En mai 1974, quand avec deux amies dissidentes il prend l’initiative de relancer la publication de la revue clandestine Chronique des événements en cours, Sergueï Kovalev n’a rien d’un rêveur passéiste : au contraire, cette initiative va galvaniser des milieux dissidents, à l’époque démoralisés et harcelés par le KGB. Il a déjà été expulsé de l’université de Moscou à cause de son engagement démocratique, il sera lourdement condamné au printemps 1975, et selon la tradition orale et écrite de la dissidence se comportera «impeccablement» pendant sa détention, où il traverse une phase de mysticisme chrétien.

«Le drame du pouvoir en Russie a toujours été sa propension à mentir, constate-t-il aujourd’hui. Le plus effrayant a été de voir comment les plus hautes structures de l’Etat prenaient des décisions contradictoires, fondées sur des informations aberrantes ou délibérément biaisées. La dernière fois que j’ai été reçu par Eltsine, en janvier, il avait l’air très mécontent, et a seulement lâché à la fin : Votre point de vue est compréhensible, il sera pris en compte.» Pour Sergueï Kovalev, qui avait soutenu le Président dans son bras de fer avec le Parlement russe en septembre 1993, la pilule est amère. Mais «l’homme qui a sauvé l’honneur de la Russie» (comme disent ses partisans à Moscou) en risquant sa vie à Grozny pour protester contre la sale guerre, et qui assume la contradiction de représenter la Russie dans les forums internationaux tout en dénonçant ses exactions en Tchétchénie, ne baisse pas les bras. Alors qu’il s’apprête à retrouver la violence quotidienne de cette guerre, il évoque sur un ton égal son «pire souvenir» d’un mois sanglant à Grozny : «Un matin, nous étions sortis du bunker pour négocier la libération de soldats russes blessés, et j’ai vu des dizaines de cadavres dans la rue couverte de débris. Chiens et chats s’acharnaient dessus, et l’un d’eux, pas énorme mais devenu enragé, était prêt à se jeter sur les vivants aussi.»

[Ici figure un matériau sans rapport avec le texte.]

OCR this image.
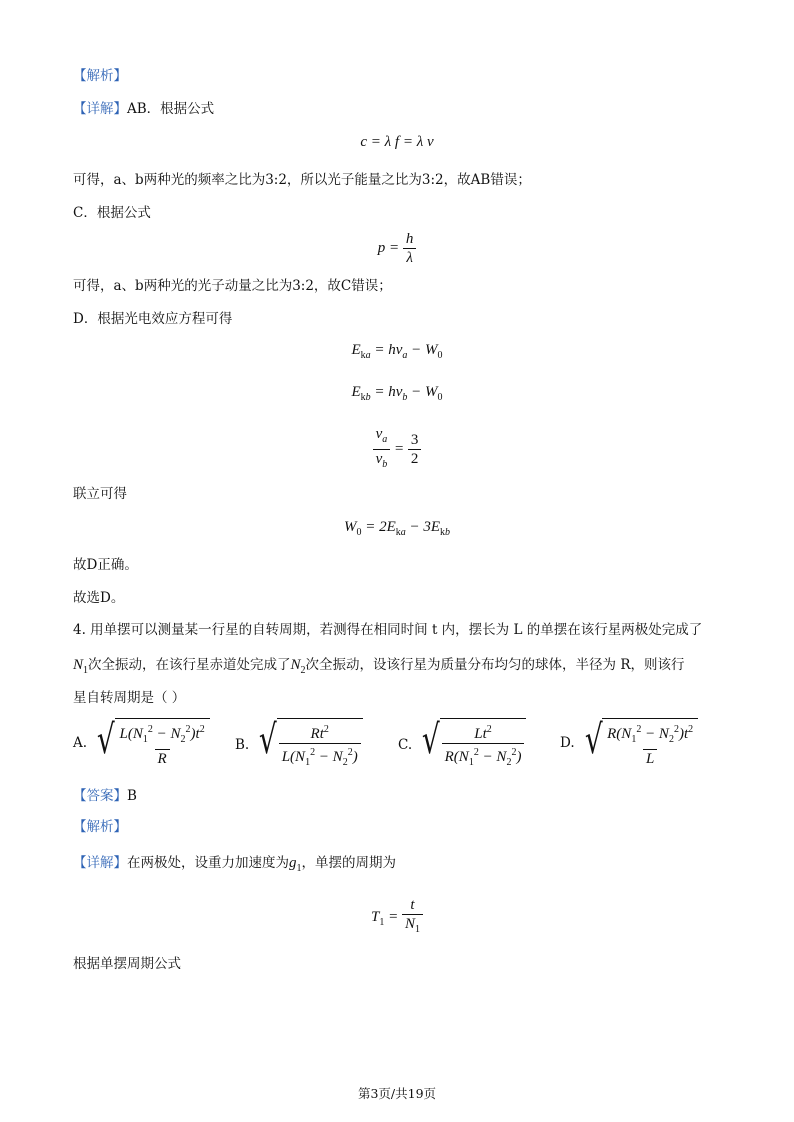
【解析】
【详解】AB．根据公式
c = λ f = λ ν
可得，a、b两种光的频率之比为3:2，所以光子能量之比为3:2，故AB错误；
C．根据公式
$p = \frac{h}{\lambda}$
可得，a、b两种光的光子动量之比为3:2，故C错误；
D．根据光电效应方程可得
$E_{ka} = h\nu_a - W_0$
$E_{kb} = h\nu_b - W_0$
$\frac{\nu_a}{\nu_b} = \frac{3}{2}$
联立可得
$W_0 = 2E_{ka} - 3E_{kb}$
故D正确。
故选D。
4. 用单摆可以测量某一行星的自转周期，若测得在相同时间 t 内，摆长为 L 的单摆在该行星两极处完成了
$N_1$次全振动，在该行星赤道处完成了$N_2$次全振动，设该行星为质量分布均匀的球体，半径为 R，则该行
星自转周期是（ ）
A. √ $\frac{L(N_1^2 - N_2^2)t^2}{R} B$. √ $\frac{Rt^2}{L(N_1^2 - N_2^2)}$	C. √ $\frac{Lt^2}{R(N_1^2 - N_2^2)}$	D. √ $\frac{R(N_1^2 - N_2^2)t^2}{L}$
【答案】B
【解析】
【详解】在两极处，设重力加速度为$g_1$，单摆的周期为
$T_1 = \frac{t}{N_1}$
根据单摆周期公式
第3页/共19页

1930 Naissance à Seredina-Bouda, en Ukraine.

1969 Démis de son poste de directeur du laboratoire de biologie mathématique à Moscou. Première rencontre avec Andreï Sakharov.

1975 Condamné à sept ans de camp de travail et trois de déportation en Sibérie.

Décembre 1993 Élu à la Douma (Assemblée russe). Un mois plus tard, délégué général aux droits de l’homme.

Décembre 1994 Il se rend à Grozny.

Mise à jour : portrait republié lundi 9 août à l’occasion de la mort de Sergueï Adamovitch Kovalev.